The treasury had hoped to raise between 4.5 and 5.5 billion euros with the bond issues.

"The market is waiting for Irish government reaction and that does not work in favor of Irish rates," Regnat said.

Portugal too has been under heavy pressure on the markets of late, with its finance minister warning that the country risked having to call for a bailout in the face of possible contagion from debt problems elsewhere in the eurozone.

Portuguese 10-year paper was carrying a yield of 6.612 percent on Tuesday after 6.531 percent on Monday, indicating the rate it would have to pay in future debt auctions.

On Tuesday, Greece managed to raise 390 million euros (532 million dollars) in a sale of three-month treasury bills but like Spain had to offer a higher yield to draw investors.

The yield offered was 4.10 percent, up from 3.75 percent for an equivalent treasury bill issue worth 900 million euros a month earlier.

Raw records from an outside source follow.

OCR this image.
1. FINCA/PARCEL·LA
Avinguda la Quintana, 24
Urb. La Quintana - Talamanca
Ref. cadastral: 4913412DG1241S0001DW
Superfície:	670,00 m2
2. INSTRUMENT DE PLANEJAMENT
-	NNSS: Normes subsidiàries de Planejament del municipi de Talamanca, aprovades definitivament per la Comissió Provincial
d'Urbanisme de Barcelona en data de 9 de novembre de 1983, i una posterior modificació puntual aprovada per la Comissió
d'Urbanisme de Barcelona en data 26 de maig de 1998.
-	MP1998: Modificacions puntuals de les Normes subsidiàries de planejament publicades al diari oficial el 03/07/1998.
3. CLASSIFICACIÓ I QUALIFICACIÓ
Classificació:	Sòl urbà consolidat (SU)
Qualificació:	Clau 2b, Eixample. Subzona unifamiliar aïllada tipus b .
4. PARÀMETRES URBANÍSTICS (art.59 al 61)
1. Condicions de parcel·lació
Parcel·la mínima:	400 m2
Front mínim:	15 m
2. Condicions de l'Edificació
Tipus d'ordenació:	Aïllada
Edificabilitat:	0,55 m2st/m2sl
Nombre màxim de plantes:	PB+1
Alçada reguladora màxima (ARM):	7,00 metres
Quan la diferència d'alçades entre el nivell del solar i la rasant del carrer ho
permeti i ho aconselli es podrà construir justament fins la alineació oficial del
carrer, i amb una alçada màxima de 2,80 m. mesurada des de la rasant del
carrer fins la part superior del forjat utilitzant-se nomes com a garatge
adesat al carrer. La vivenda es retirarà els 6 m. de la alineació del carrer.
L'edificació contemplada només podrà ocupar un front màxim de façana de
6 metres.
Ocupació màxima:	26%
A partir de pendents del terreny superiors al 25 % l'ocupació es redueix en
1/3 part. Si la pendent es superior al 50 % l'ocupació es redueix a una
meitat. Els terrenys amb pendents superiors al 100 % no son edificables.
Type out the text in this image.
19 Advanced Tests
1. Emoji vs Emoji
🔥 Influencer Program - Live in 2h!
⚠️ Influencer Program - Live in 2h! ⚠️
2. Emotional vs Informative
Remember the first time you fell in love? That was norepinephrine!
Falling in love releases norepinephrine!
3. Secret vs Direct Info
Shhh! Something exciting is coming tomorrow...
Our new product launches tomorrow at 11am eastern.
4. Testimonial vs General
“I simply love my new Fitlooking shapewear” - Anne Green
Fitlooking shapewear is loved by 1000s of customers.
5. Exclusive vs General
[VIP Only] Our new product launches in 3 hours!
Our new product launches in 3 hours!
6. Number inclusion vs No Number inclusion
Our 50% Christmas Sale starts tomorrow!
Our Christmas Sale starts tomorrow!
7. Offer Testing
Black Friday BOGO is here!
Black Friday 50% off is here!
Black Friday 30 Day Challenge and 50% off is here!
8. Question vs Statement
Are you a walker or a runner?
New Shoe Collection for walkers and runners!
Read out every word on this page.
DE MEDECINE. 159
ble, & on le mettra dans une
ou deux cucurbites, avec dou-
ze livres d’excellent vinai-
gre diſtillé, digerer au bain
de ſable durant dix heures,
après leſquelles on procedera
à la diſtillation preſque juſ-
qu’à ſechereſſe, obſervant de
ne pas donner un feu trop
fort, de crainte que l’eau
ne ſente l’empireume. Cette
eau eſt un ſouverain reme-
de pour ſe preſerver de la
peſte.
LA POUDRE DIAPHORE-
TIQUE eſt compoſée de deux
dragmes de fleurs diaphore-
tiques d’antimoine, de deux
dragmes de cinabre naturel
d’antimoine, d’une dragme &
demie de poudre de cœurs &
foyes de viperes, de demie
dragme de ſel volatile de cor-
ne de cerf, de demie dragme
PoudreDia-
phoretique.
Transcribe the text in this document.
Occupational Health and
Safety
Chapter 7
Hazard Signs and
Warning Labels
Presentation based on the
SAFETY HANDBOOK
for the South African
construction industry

The latest sale on Tuesday was originally intended to raise 300 million euros, and received offers worth 1.49 billion euros, the agency said.

Greece hopes to return to financial markets in 2011 with long-term debt sales, having issued only three-month and six-month bills since a 110-billion-euro rescue package from the European Union and the International Monetary Fund in May.

Athens is struggling under a debt mountain of 300 billion euros and its economy is caught in a deepening recession.